Según la información proporcionada por el burgomaestre miraflorino, “la remodelación integral priorizará el sentido urbanístico, paisajístico, turístico, gastronómico y familiar que distinguió a ese lugar en el pasado”. Para esto, se convocó a un concurso a nivel nacional, que ganó un equipo de arquitectos liderado por Gladys Hishikawa Migita. Se intervendrán más de 1 500 m2, se ampliará el espacio para los peatones, se cambiará el pavimento y se instalará un sendero podotáctil para el tránsito y protección de personas con limitaciones físicas. Además, en el lugar se sembrarán y colocarán nuevas especies de plantas ornamentales con riego tecnificado. Contará también con una estructura metálica con diseño sol y sombra -similar a una pérgola-, con luminarias LED. Por otro lado, se uniformizarán fachadas y toldos de los locales y se colocará un tótem con información importante sobre la historia de esta emblemática calle. Será, en palabras del alcalde Molina, “Una obra paisajista, urbanista e inclusiva”.
Para mantener la seguridad, además de la instalación de tres cámaras en puntos estratégicos, habrá vigilancia y fiscalización permanente, sumado a un reglamento especial que los locales deberán acatar. “Mi promesa es una ciudad ordenada –nos dice Luis Molina-, que se mantendrá como ciudad turística y que tendrá un nuevo boulevard en la emblemática calle San Ramón, pero que será ahora familiar. A eso me comprometo.
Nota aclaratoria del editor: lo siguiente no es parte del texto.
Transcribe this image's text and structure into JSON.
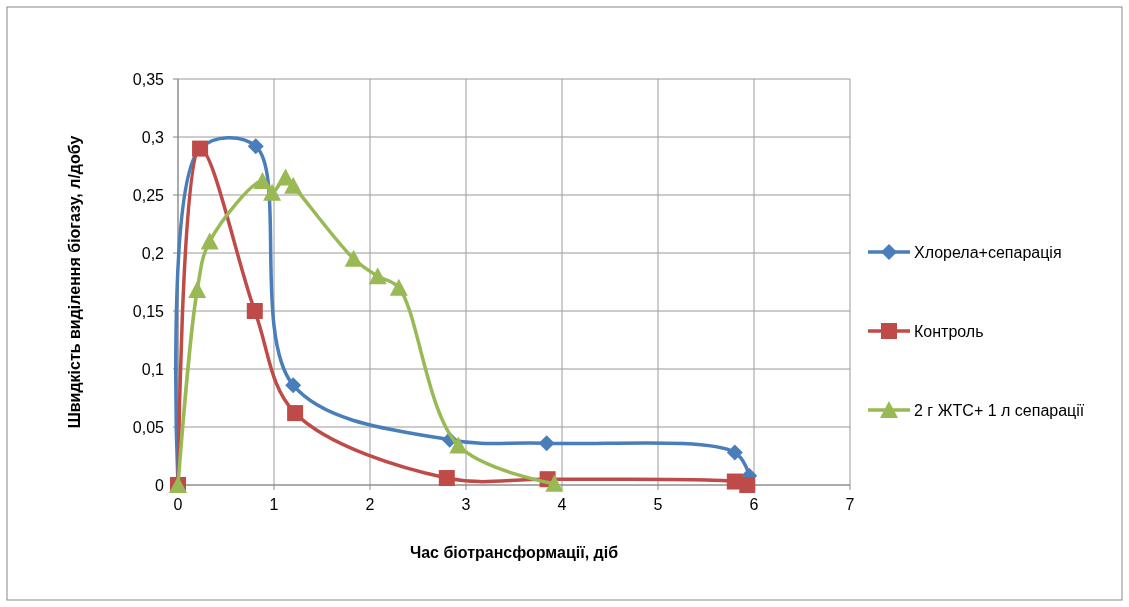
{
  "chart_data": {
    "type": "line",
    "xlabel": "Час біотрансформації, діб",
    "ylabel": "Швидкість виділення біогазу, л/добу",
    "xlim": [
      0,
      7
    ],
    "xticks": [
      0,
      1,
      2,
      3,
      4,
      5,
      6,
      7
    ],
    "ylim": [
      0,
      0.35
    ],
    "yticks": [
      {
        "value": 0,
        "label": "0"
      },
      {
        "value": 0.05,
        "label": "0,05"
      },
      {
        "value": 0.1,
        "label": "0,1"
      },
      {
        "value": 0.15,
        "label": "0,15"
      },
      {
        "value": 0.2,
        "label": "0,2"
      },
      {
        "value": 0.25,
        "label": "0,25"
      },
      {
        "value": 0.3,
        "label": "0,3"
      },
      {
        "value": 0.35,
        "label": "0,35"
      }
    ],
    "grid": true,
    "legend": "right",
    "series": [
      {
        "name": "Хлорела+сепарація",
        "color": "#4a7ebb",
        "marker": "diamond",
        "x": [
          0,
          0.23,
          0.81,
          1.2,
          2.83,
          3.84,
          5.8,
          5.95
        ],
        "values": [
          0,
          0.29,
          0.292,
          0.086,
          0.039,
          0.036,
          0.028,
          0.008
        ]
      },
      {
        "name": "Контроль",
        "color": "#be4b48",
        "marker": "square",
        "x": [
          0,
          0.23,
          0.8,
          1.22,
          2.8,
          3.85,
          5.8,
          5.93
        ],
        "values": [
          0,
          0.29,
          0.15,
          0.062,
          0.006,
          0.005,
          0.003,
          0
        ]
      },
      {
        "name": "2 г ЖТС+ 1 л сепарації",
        "color": "#98b954",
        "marker": "triangle",
        "x": [
          0,
          0.2,
          0.33,
          0.88,
          0.98,
          1.12,
          1.2,
          1.83,
          2.08,
          2.3,
          2.92,
          3.92
        ],
        "values": [
          0,
          0.168,
          0.21,
          0.262,
          0.252,
          0.265,
          0.258,
          0.195,
          0.18,
          0.17,
          0.034,
          0.001
        ]
      }
    ]
  }
}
Y a no regresar, de ninguna manera, a lo que era antes.”
“Los que nos parecían grandes caserones, hoy al lado de edificios y frente a calles que se han angostado con dos filas de autos, se ven reducidas a viejas casitas. Parecen refugiadas de otra ciudad más apacible y condenadas a desaparecer inadvertidamente”, escribió, hace casi 50 años, Tomás Unger, célebre vecino del distrito y colaborador de este diario, en sus Crónicas Miraflorinas. Si la promesa del alcalde se cumple, al menos un rincón miraflorino no se irá, sino que reaparecerá con un nuevo entusiasmo. Y con muchas pizzas calientitas.